By NICHOLAS K. GERANIOS

Associated Press

SPOKANE, Wash. (AP) -- Proposals to take water from behind Grand Coulee Dam to expand one of the nation's largest federal irrigation projects will be released this week by the U.S. Bureau of Reclamation.

The agency's draft environmental impact statement addresses how to get more Columbia River water to many more farmers. One option calls for drawing 10 times more water from the river, enough to irrigate more than 100,000 acres.

The 640,000-acre Columbia Basin Project takes more than 3 million acre-feet of water each year from the reservoir behind the dam. An acre-foot is the amount of water needed to cover an acre to a depth of one foot, or about 325,850 gallons.

Some environmental groups oppose the expansion, contending that the diversions harm salmon migration and water quality, and that they are an expensive and unneeded subsidy for farmers.

"This proposal comes at a time of growing public concerns about wasteful government spending and public deficits," said the Center for Environmental Law and Policy in Spokane, which has long opposed the project. Taxpayers would be on the hook for new canals and dams, and the huge costs of pumping water over the Grand Coulee Dam to the new farm areas, it added.

The draft will be released Tuesday at the Columbia Basin Development League's annual meeting. That group is a major proponent of expanding agribusiness on the Columbia Plateau.

"This is an extensive study on supplying surface water to lands being irrigated by groundwater," said Jim Blanchard of the Reclamation Bureau office in Ephrata.

The long-awaited draft, which was originally to be released this summer, does not identify which plan the agency prefers, he said.
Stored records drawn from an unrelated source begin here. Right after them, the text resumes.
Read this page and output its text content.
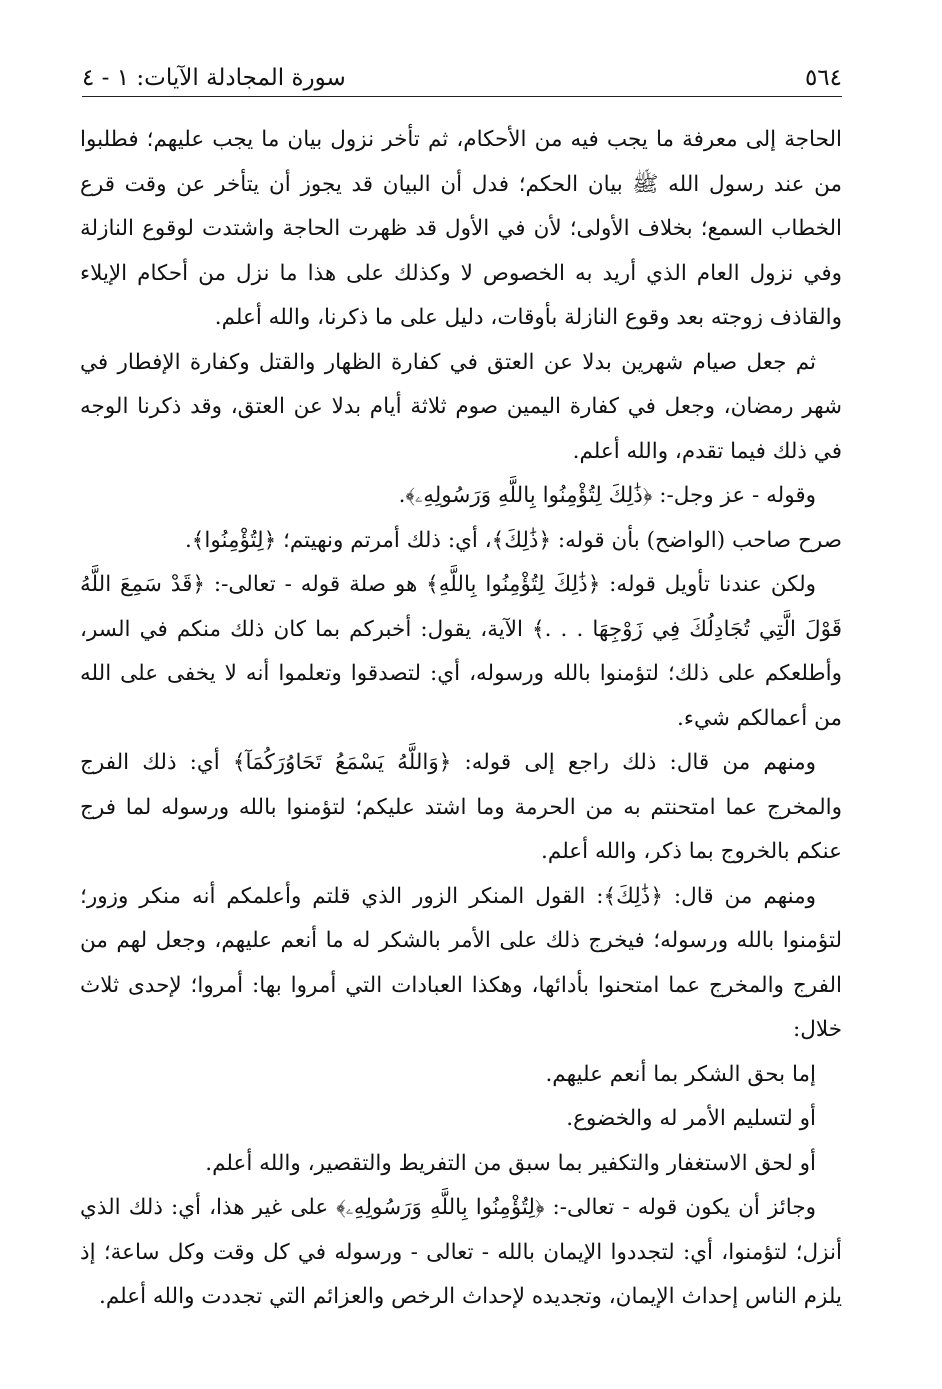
٥٦٤
سورة المجادلة الآيات: ١ - ٤

الحاجة إلى معرفة ما يجب فيه من الأحكام، ثم تأخر نزول بيان ما يجب عليهم؛ فطلبوا من عند رسول الله ﷺ بيان الحكم؛ فدل أن البيان قد يجوز أن يتأخر عن وقت قرع الخطاب السمع؛ بخلاف الأولى؛ لأن في الأول قد ظهرت الحاجة واشتدت لوقوع النازلة وفي نزول العام الذي أريد به الخصوص لا وكذلك على هذا ما نزل من أحكام الإيلاء والقاذف زوجته بعد وقوع النازلة بأوقات، دليل على ما ذكرنا، والله أعلم.

ثم جعل صيام شهرين بدلا عن العتق في كفارة الظهار والقتل وكفارة الإفطار في شهر رمضان، وجعل في كفارة اليمين صوم ثلاثة أيام بدلا عن العتق، وقد ذكرنا الوجه في ذلك فيما تقدم، والله أعلم.

وقوله - عز وجل-: ﴿ذَٰلِكَ لِتُؤْمِنُوا بِاللَّهِ وَرَسُولِهِۦ﴾.

صرح صاحب (الواضح) بأن قوله: ﴿ذَٰلِكَ﴾، أي: ذلك أمرتم ونهيتم؛ ﴿لِتُؤْمِنُوا﴾.

ولكن عندنا تأويل قوله: ﴿ذَٰلِكَ لِتُؤْمِنُوا بِاللَّهِ﴾ هو صلة قوله - تعالى-: ﴿قَدْ سَمِعَ اللَّهُ قَوْلَ الَّتِي تُجَادِلُكَ فِي زَوْجِهَا . . .﴾ الآية، يقول: أخبركم بما كان ذلك منكم في السر، وأطلعكم على ذلك؛ لتؤمنوا بالله ورسوله، أي: لتصدقوا وتعلموا أنه لا يخفى على الله من أعمالكم شيء.

ومنهم من قال: ذلك راجع إلى قوله: ﴿وَاللَّهُ يَسْمَعُ تَحَاوُرَكُمَآ﴾ أي: ذلك الفرج والمخرج عما امتحنتم به من الحرمة وما اشتد عليكم؛ لتؤمنوا بالله ورسوله لما فرج عنكم بالخروج بما ذكر، والله أعلم.

ومنهم من قال: ﴿ذَٰلِكَ﴾: القول المنكر الزور الذي قلتم وأعلمكم أنه منكر وزور؛ لتؤمنوا بالله ورسوله؛ فيخرج ذلك على الأمر بالشكر له ما أنعم عليهم، وجعل لهم من الفرج والمخرج عما امتحنوا بأدائها، وهكذا العبادات التي أمروا بها: أمروا؛ لإحدى ثلاث خلال:

إما بحق الشكر بما أنعم عليهم.

أو لتسليم الأمر له والخضوع.

أو لحق الاستغفار والتكفير بما سبق من التفريط والتقصير، والله أعلم.

وجائز أن يكون قوله - تعالى-: ﴿لِتُؤْمِنُوا بِاللَّهِ وَرَسُولِهِۦ﴾ على غير هذا، أي: ذلك الذي أنزل؛ لتؤمنوا، أي: لتجددوا الإيمان بالله - تعالى - ورسوله في كل وقت وكل ساعة؛ إذ يلزم الناس إحداث الإيمان، وتجديده لإحداث الرخص والعزائم التي تجددت والله أعلم.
And any actual expansion depends on funding from Congress, he said.

The Columbia Basin Project was started during the Great Depression of the 1930s, but was never completed to its planned 1 million acres. Farmers who started working land in areas that were not irrigated used wells to pump groundwater from the Odessa Aquifer.

That water supply, which serves some 379 rights holders, has been declining at the rate of about 7 feet per year.

The water converted the arid lands west of Spokane, Wash., into farms, many producing potatoes that are turned into french fries.